11 luglio 2011 / 15:13 / 6 anni fa

SCHEDA 1 - Debito pubblico italiano ed esposizione banche

(aggiorna livello massimo Btp decennale)

MILANO, 11 luglio (Reuters) - L'Italia ha il debito pubblico tra i più alti al mondo, fattore che rende il paese vulnerabile al contagio della crisi del debito della zona euro a causa di una crescita economia anemica e dell'incertezza politica.

Il rendimento del Btp decennale è salito fino al 5,73% oggi, toccando il massimo da oltre 10 anni, oltre tre punti percentuali in più rispetto al Bund tedesco.

Il differenziale di rendimento sui titoli di stato italiani rende la provvista più costosa per le banche italiane. Gli istituti sono sotto pressione a causa delle cospicue quantità di titoli di stato in portafoglio.

Di seguito alcuni dati sul debito dell'Italia e sull'esposizione delle banche italiane:

* I titoli di Stato italiani ammontano a 1.582,7 miliardi di euro a fine giugno secondo i dati del Tesoro. La vita media è di 7,09 anni.

* Il debito pubblico italiano ammonta a 1.890 miliardi di euro a fine aprile, secondo i dati Bankitalia. Il dato include la raccolta postale.

* L'Italia va verso un picco di rimborsi a settembre quando andranno a scadenza n46 miliardi di euro di Btp e Ctz, secondo i dati del Tesoro. Tra luglio e dicembre di quest'anno dovrà essere rimborsato un totale di 176 miliardi di titoli di Stato italiani.

Un punto percentuale di crescita nel rendimento medio del debito aumenterebbe di circa 1,5 miliardi la spesa per interesi del secondo semestre 2011.

* Il Fondo Monetario Internazionale ha stimato lo scorso aprile che il 47% del debito sovrano italiano del 2010 è detenuto all'estero.

* A fine maggio, secondo i dati Bankitalia, le banche residenti in Italia detenevano titoli di Stato italiani per 192 miliardi di euro. Inoltre nel primo trimestre 2011 avevano conto titoli circa 589 miliardi di euro in titoli di Stato per conto di clienti.

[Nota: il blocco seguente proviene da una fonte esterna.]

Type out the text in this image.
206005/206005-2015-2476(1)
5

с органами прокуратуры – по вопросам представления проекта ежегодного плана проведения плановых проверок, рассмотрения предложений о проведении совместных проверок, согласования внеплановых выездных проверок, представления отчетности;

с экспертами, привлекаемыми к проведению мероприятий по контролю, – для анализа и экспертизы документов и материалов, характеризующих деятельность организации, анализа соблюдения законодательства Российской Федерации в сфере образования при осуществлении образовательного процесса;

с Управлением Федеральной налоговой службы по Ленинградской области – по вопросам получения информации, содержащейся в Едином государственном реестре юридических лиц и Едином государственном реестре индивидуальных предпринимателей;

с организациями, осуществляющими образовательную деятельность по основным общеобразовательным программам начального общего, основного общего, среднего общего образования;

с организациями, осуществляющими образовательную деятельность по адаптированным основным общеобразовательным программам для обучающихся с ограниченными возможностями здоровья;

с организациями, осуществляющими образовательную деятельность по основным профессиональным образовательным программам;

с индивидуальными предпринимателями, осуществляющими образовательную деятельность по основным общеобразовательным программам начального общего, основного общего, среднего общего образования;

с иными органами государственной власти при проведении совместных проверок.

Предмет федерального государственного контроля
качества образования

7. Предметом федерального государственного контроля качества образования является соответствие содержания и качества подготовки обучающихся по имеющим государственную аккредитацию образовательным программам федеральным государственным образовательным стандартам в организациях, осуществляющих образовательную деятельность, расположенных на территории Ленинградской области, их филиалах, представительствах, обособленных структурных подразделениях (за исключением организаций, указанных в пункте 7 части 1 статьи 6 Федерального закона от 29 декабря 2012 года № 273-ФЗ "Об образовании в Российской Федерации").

* Gli analisti di JP Morgan stimano che i titoli di Stato rappresentano il 6,33% degli asset complessivi delle banche italiane, dato più elevato rispetto al 5% relativo alle banche spagnole. Nella zona euro l'Italia è seconda soltanto alla Grecia dove le banche detengono titoli governativi pari al 10% degli asset totali.

* Secondo gli analisti un punto percentuale in più nel costo medio del debito pubblico italiano porta a una crescita simile nei costi delle emissioni di bond bancari. Secondo due analisti, non citabili, un punto percentuale in più nei costi di emissione di bond da parte delle banche taglierebbe l'eps tra il 5 e il 10%.

L'impatto è più significativo per le banche più piccole. L'effetto dell'aumento di costi di funding sugli utili 2011 è ovviamente minimo se le banche hanno già completato gran parte dei loro programmi.

* Secondo gli analisti di JP Morgan le banche italiane dovranno rifinanziare 53 miliardi di euro di bond in scadenza sul mercato 'wholesale' il prossimo anno.

* Il settore assicurativo e dei fondi pensione italiano ha aumentato negli ultimi tre anni del 10% la percentuale dei titoli sovrani in portafoglio portandoli al 32% degli asset totali, secondo gli analisti di JP Morgan. Il dato, in base agli analisto di JP Morgan, è più che doppio rispetto alla Francia e pari a tre volte a quello di Spagna o Germania.